Créez ensuite un dossier local nommé Génome de Toxoplasma dans le logiciel d’analyse des séquences d’ADN et importez le fichier séquence du génome de Toxoplasma dans le dossier. Sélectionnez outils, clonage et trouver des sites CRISPR et définissez trois premiers cas9 pour l’emplacement du site PAM. Sélectionnez un ARN à guide unique qui démontre un score de spécificité élevé, généralement supérieur à 98% et n’a pas de G suivant le NGG.
L’ARN à guide unique sélectionné est habituellement situé à des sites proches du début et arrête les codons du gène d’intérêt. Utilisez ensuite un prémétrage PCR avec les paramètres indiqués dans le tableau pour effectuer une réaction PCR pour modifier le plasmide préexistant exprimant l’ARN à guide unique qui cible le gène TgUPRT. Pour la transfection de Toxoplasma, mélangez deux microgrammes d’ADN de modèle réparé avec 20 microgrammes des plasmides d’expression d’ARN Cas9 à guide unique et mélangez 400 microlitres de résuspension parasite, d’ADN et de cinq microlitres de 200 millimolaires ATP 500 millimolaires de glutathion réduite dans un tube centrifugeuse de 1,5 millilitre.
Ajouter le tampon de cytomix pour porter le volume total jusqu’à 500 microlitres au besoin et transférer le mélange d’ADN parasite à un espace de quatre millimètres avec cuvette d’électroporation. Puis électroporer les parasites à deux kilovolts et 50 ohms de résistance. Pour cloner les parasites knock-out, d’abord effectuer une dilution en deux étapes des parasites pour atteindre un 10 parasites par millilitre de D10 moyen complété par la concentration appropriée d’antibiotiques.

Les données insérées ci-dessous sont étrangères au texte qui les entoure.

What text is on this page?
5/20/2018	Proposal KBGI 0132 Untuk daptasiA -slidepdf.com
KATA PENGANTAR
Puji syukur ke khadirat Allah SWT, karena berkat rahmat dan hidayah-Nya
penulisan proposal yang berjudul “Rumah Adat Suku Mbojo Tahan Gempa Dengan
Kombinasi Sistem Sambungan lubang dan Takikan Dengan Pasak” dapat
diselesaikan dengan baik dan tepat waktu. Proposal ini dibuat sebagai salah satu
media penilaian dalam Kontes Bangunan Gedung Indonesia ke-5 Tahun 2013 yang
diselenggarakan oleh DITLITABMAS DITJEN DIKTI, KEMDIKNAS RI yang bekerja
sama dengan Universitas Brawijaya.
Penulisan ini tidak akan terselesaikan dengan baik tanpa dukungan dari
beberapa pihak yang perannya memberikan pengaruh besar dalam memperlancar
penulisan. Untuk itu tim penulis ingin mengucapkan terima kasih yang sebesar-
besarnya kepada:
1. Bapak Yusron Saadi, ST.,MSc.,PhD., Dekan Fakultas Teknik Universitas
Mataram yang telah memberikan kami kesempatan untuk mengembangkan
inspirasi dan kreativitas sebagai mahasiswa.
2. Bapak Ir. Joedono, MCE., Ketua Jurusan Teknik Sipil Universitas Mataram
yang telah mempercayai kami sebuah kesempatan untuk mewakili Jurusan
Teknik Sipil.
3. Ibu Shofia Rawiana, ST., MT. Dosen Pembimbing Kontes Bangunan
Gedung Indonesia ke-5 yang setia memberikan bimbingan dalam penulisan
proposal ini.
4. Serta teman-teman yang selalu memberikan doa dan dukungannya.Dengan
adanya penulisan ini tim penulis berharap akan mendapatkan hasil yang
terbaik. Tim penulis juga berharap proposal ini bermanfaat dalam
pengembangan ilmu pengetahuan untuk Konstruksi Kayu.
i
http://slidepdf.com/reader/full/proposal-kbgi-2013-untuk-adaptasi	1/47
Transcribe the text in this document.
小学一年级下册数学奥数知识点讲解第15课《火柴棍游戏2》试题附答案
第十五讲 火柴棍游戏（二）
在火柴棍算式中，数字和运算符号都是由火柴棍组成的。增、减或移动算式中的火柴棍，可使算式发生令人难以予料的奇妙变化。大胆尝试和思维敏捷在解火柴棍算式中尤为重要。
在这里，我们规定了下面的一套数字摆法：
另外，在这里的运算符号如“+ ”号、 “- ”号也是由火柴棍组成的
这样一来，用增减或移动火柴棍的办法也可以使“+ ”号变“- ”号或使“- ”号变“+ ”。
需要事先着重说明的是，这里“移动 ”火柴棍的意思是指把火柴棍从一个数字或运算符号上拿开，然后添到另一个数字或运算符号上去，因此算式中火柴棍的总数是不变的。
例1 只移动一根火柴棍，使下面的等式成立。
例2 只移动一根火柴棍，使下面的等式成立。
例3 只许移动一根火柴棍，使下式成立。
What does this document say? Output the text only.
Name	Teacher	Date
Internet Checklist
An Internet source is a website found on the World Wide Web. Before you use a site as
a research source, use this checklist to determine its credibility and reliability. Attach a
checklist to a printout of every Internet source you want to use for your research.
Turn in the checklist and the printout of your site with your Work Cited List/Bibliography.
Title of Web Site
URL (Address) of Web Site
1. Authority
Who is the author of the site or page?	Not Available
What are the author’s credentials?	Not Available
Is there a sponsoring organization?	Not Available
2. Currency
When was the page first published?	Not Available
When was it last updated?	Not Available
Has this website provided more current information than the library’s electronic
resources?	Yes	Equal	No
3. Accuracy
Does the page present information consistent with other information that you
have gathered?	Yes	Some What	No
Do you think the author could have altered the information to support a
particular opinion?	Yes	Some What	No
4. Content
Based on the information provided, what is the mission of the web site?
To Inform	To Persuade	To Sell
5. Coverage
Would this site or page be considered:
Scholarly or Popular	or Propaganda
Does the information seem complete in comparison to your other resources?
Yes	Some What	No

Ensuite, transférez 150 microlitres des parasites purifiés résuspendus à chaque puits d’une microplaque de 96 puits présemencée avec des fibroblastes de prépuce et incubez la microplaque à 37 degrés Celsius et 5 % de dioxyde de carbone pendant sept jours. À la fin de l’incubation, identifier les puits contenant une seule plaque et transférer 75 microlitres des fibroblastes humains en prépuce infectés par toxoplasma résuspendants de chaque puits de la culture microplaquée de 96 puits dans des tubes individuels de 1,5 millilitre. Recueillir les cellules par centrifugation et resuspendre les granulés dans 10,25 microlitres de tampon de lyse contenant tampon de dilution dans l’additif de libération d’ADN.
Ensuite, incuber les échantillons pendant quatre minutes à température ambiante et deux minutes à 98 degrés Celsius avant d’effectuer pcr pour tester l’intégration de la cassette de résistance aux médicaments et la perte du gène d’intérêt. Les efficacités d’inhibition du LHVS et du type sauvage dans les souches delta CPL peuvent être déterminées en traçant leurs activités de luciferase contre différentes concentrations d’inhibiteurs. Après PCR, le plasmide muté est linéarisé et chargé dans un gel d’agarose de 1% pour la vérification d’une amplification réussie.
Après extraction de gel et transformation d’E.coli, les clones contenant les plasmides prévus peuvent être examinés par digestion d’endonuclease de restriction dans le séquençage d’ADN. Après amplification de modèle de réparation, l’électrophoresis de gel d’agarose peut être employé pour vérifier la taille correcte du produit de PCR. En général, sept à huit clones sont sélectionnés pour le dépistage initial afin de vérifier la suppression de la séquence de codage du gène d’intérêt, suivi de la détection des cinq et trois bras principaux pour aider à réduire au minimum le nombre total de clones à dépister.
D’autres vérifications peuvent être effectuées par immunoblotting si un anticorps reconnaissant la protéine cible est disponible. Avant d’obtenir des mesures de l’activité de la luciferase, une microplaque claire avec une infection simulée doit être vérifiée au microscope pour s’assurer que les parasites ne lysent pas complètement les cellules hôtes.